In the few years since its initial release, the PaVE has established itself as a centralized body of PV sequence-related information. The PaVE currently hosts 241 completely sequenced and annotated Reference Viral genomes. The data on the PaVE can be downloaded for ‘local’ analyses but an ever-expanding array of bioinformatics tools is provided to aid the user in analyzing their data online.

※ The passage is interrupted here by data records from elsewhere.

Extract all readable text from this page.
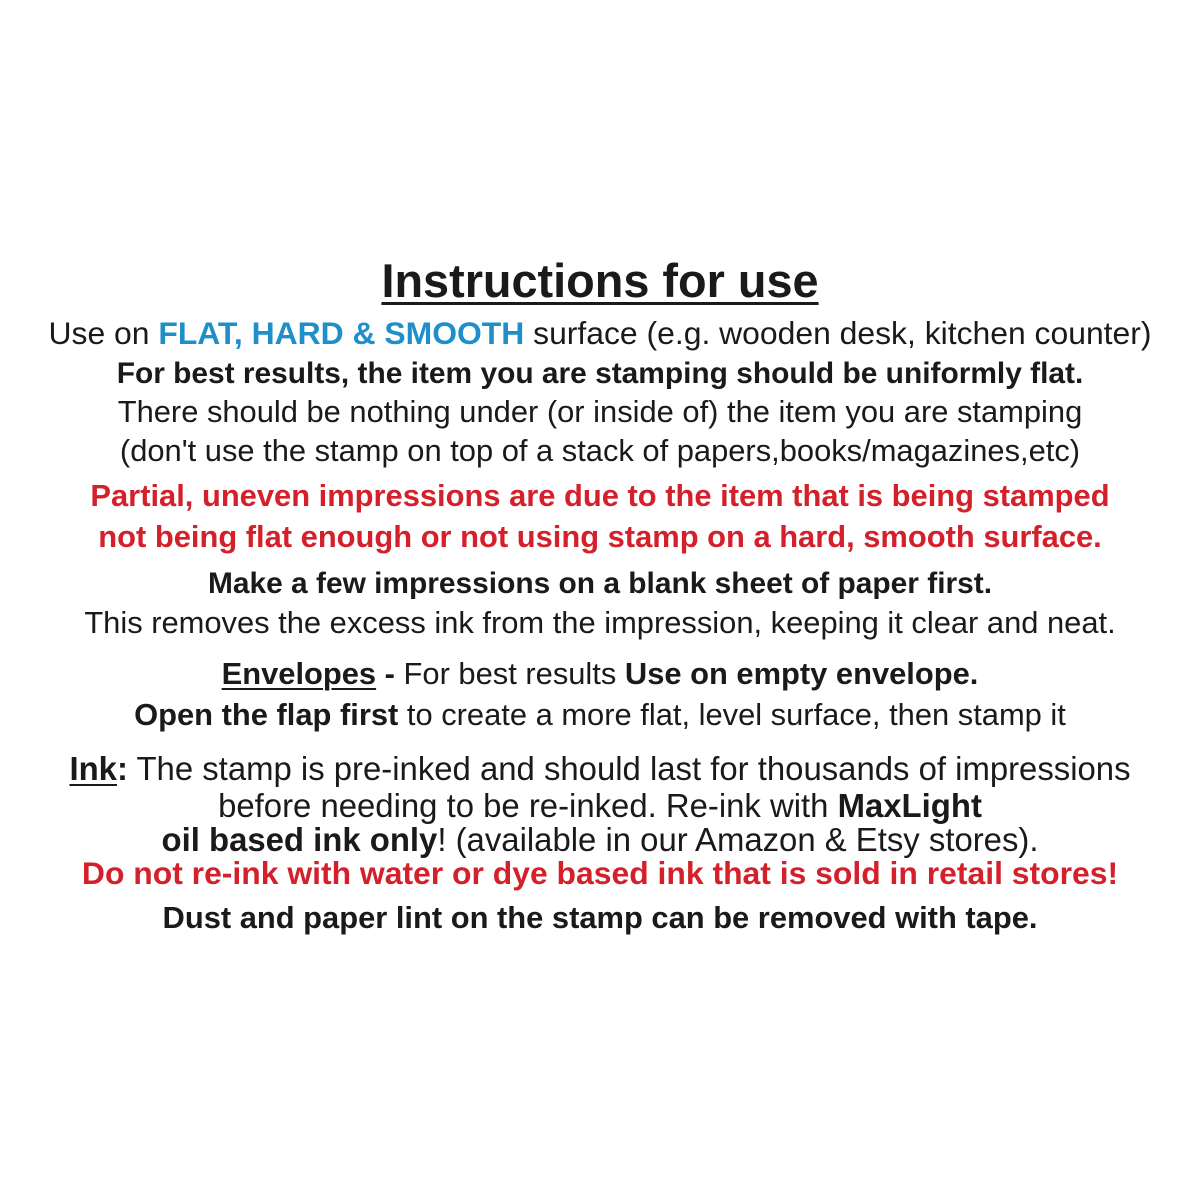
Instructions for use
Use on FLAT, HARD & SMOOTH surface (e.g. wooden desk, kitchen counter)
For best results, the item you are stamping should be uniformly flat.
There should be nothing under (or inside of) the item you are stamping
(don't use the stamp on top of a stack of papers,books/magazines,etc)
Partial, uneven impressions are due to the item that is being stamped
not being flat enough or not using stamp on a hard, smooth surface.
Make a few impressions on a blank sheet of paper first.
This removes the excess ink from the impression, keeping it clear and neat.
Envelopes - For best results Use on empty envelope.
Open the flap first to create a more flat, level surface, then stamp it
Ink: The stamp is pre-inked and should last for thousands of impressions
before needing to be re-inked. Re-ink with MaxLight
oil based ink only! (available in our Amazon & Etsy stores).
Do not re-ink with water or dye based ink that is sold in retail stores!
Dust and paper lint on the stamp can be removed with tape.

The relatively simple genomic organization and evolutionary history of PVs, combined with our well-curated collection of genome sequences, will be welcomed by evolutionary biologists and bioinformaticians outside of the PV field. The data on the PaVE will also be of interest to clinicians, epidemiologists and basic scientists alike. In the era of high-throughput sequencing, comparative genomics and epidemiological analyses of variant genomes, it is paramount that scientists have access to uniformly curated Reference genomes thereby ensuring that scientists across several disciplines study the same prototype genome (15). The goal of the PaVE is to seamlessly integrate carefully curated data with novel analytical tools that will assist in the study of PV biology and aid in the development of improved therapeutics and diagnostics.

FUNDING

The Intramural Research Program [1ZIAAI001071] and Office of Science Management and Operations of the National Institutes of Allergy and Infectious Diseases, National Institutes of Health. Funding for open access charge: NIAID Intramural Research Program [1ZIAAI001071].

Conflict of interest statement. None declared.